Aspirin would have reduced my fever. Antihistamines would have reduced my rhinorrhea. These palliatives would have worked only so long as they were in my bloodstream, and I would have to take more every so often. But the Zicam lozenges that I took didn't work that way. They did not target a particular symptom or block a specific immune reaction. They helped me get better faster.

So how did that work?

Zinc helps improve white blood cell count. It has been shown to improve recovery times not only for the common cold and the flu, but also for far more serious conditions such as pneumonia. Even for those patients who are prescribed antibiotics, if zinc is taken in conjunction with the antibiotic treatment, healing occurs more quickly.

It's no use taking a multivitamin to get your zinc, though, as this will not allow proper absorption. Zinc lonzenges must be sucked, not swallowed, and it is the time that the zinc spends in the oral cavity that allows for proper absorption.

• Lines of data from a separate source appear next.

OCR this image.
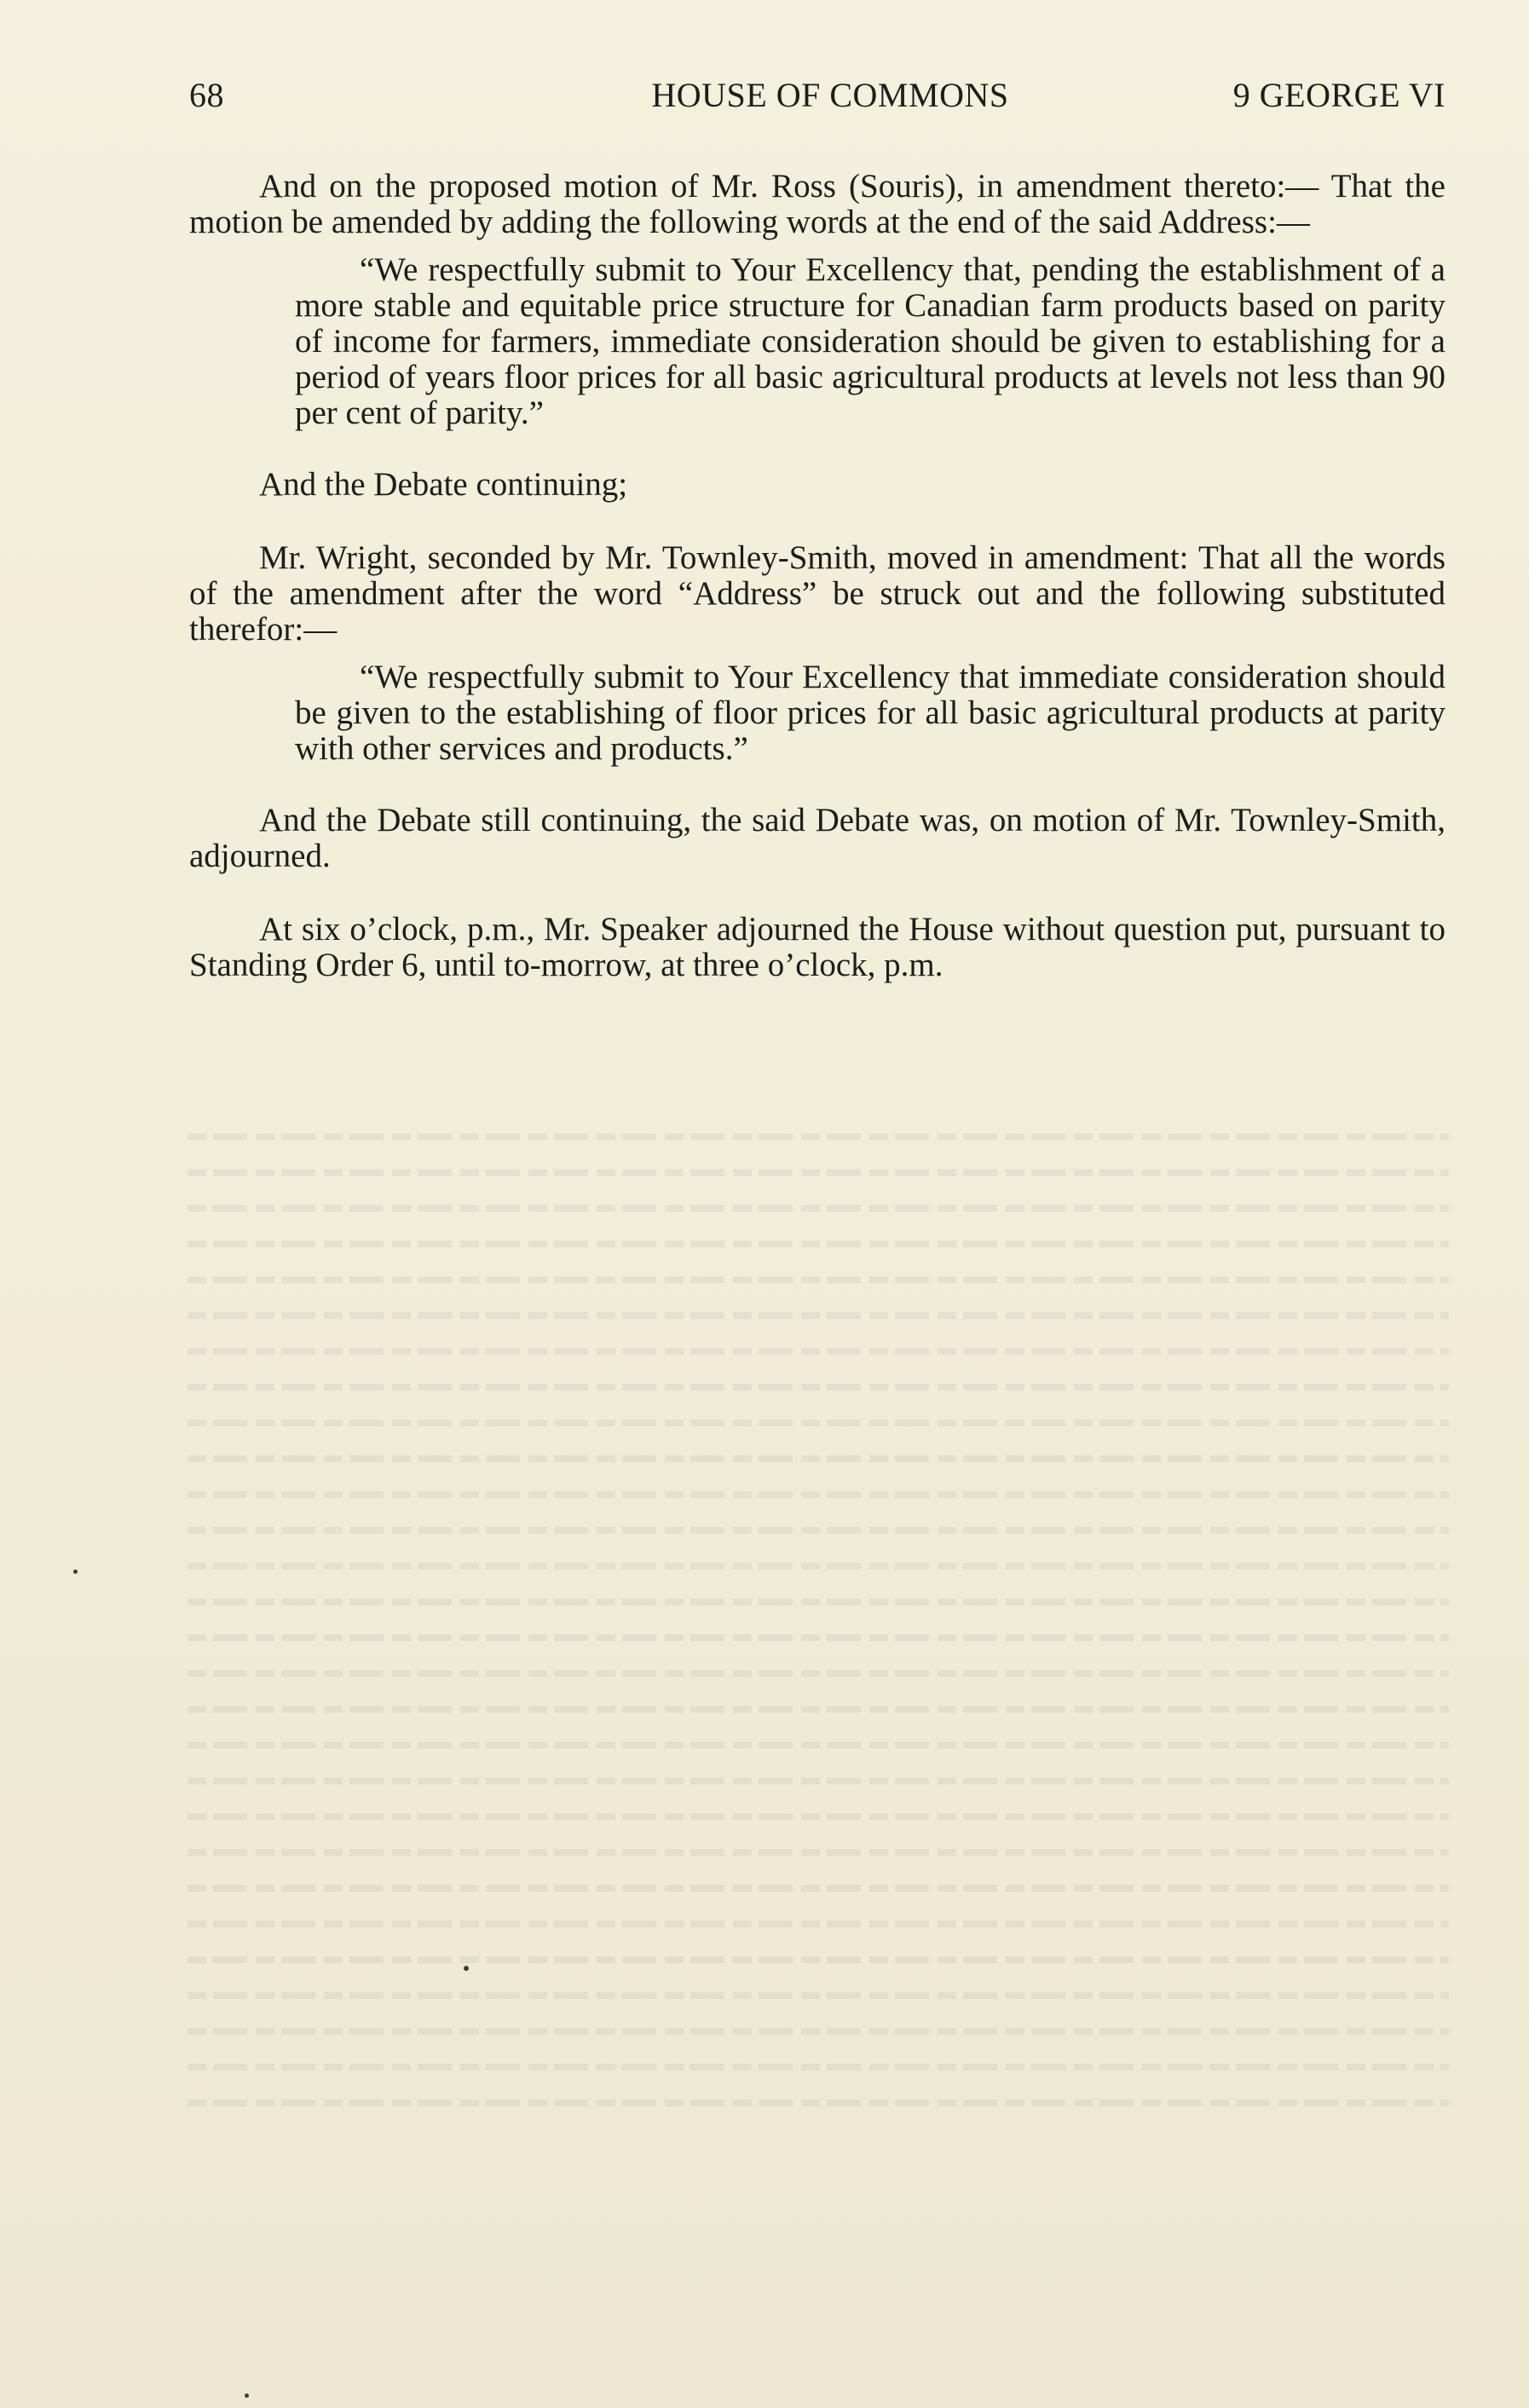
68	HOUSE OF COMMONS	9 GEORGE VI

And on the proposed motion of Mr. Ross (Souris), in amendment thereto:— That the motion be amended by adding the following words at the end of the said Address:—

“We respectfully submit to Your Excellency that, pending the establishment of a more stable and equitable price structure for Canadian farm products based on parity of income for farmers, immediate consideration should be given to establishing for a period of years floor prices for all basic agricultural products at levels not less than 90 per cent of parity.”

And the Debate continuing;

Mr. Wright, seconded by Mr. Townley-Smith, moved in amendment: That all the words of the amendment after the word “Address” be struck out and the following substituted therefor:—

“We respectfully submit to Your Excellency that immediate consideration should be given to the establishing of floor prices for all basic agricultural products at parity with other services and products.”

And the Debate still continuing, the said Debate was, on motion of Mr. Townley-Smith, adjourned.

At six o’clock, p.m., Mr. Speaker adjourned the House without question put, pursuant to Standing Order 6, until to-morrow, at three o’clock, p.m.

Lowered Resistance and Immune Reaction

The common cold is caused by a virus. Everybody knows that. Everybody also knows that if you have consistently failed to get enough sleep or you have been exposed to below freezing conditions with insufficient clothing, then you are likely to catch a cold.

Your doctor will tell you that you can't "catch a cold" from being out in the cold. It takes a virus. But experiments have shown otherwise. People do get cold symptoms when they are exposed to the elements with insufficient protection. A sharp drop in body temperature can induce a cold. This can happen to a person who is isolated from any living thing that might transmit a new virus.

How does that work? I think that the only reasonable explanation is that all of us carry cold viruses inside us all the time. We may even be born with them. When we are healthy and strong, they don't proliferate and our body does not overeact to their presence. When we are down, stressed out, exhausted, depressed or in any other way vulnerable, that's when they get out of hand, and our immune system gets out of hand, too.

It's a two way street. It's not just what the virus does. It's also how we handle it.

My guess is that zinc helps us handle it a little better.

Disclaimer

I am not a physician. This article is not intended as medical advice or a prescription of treatment. For diagnosis of your own symptoms, please consult a medical professional or other healer. Information in this article is of a general nature. Please be advised that zinc, like every mineral, can be toxic in high dosages. Please read instructions on any product for proper dosage or consult your physician.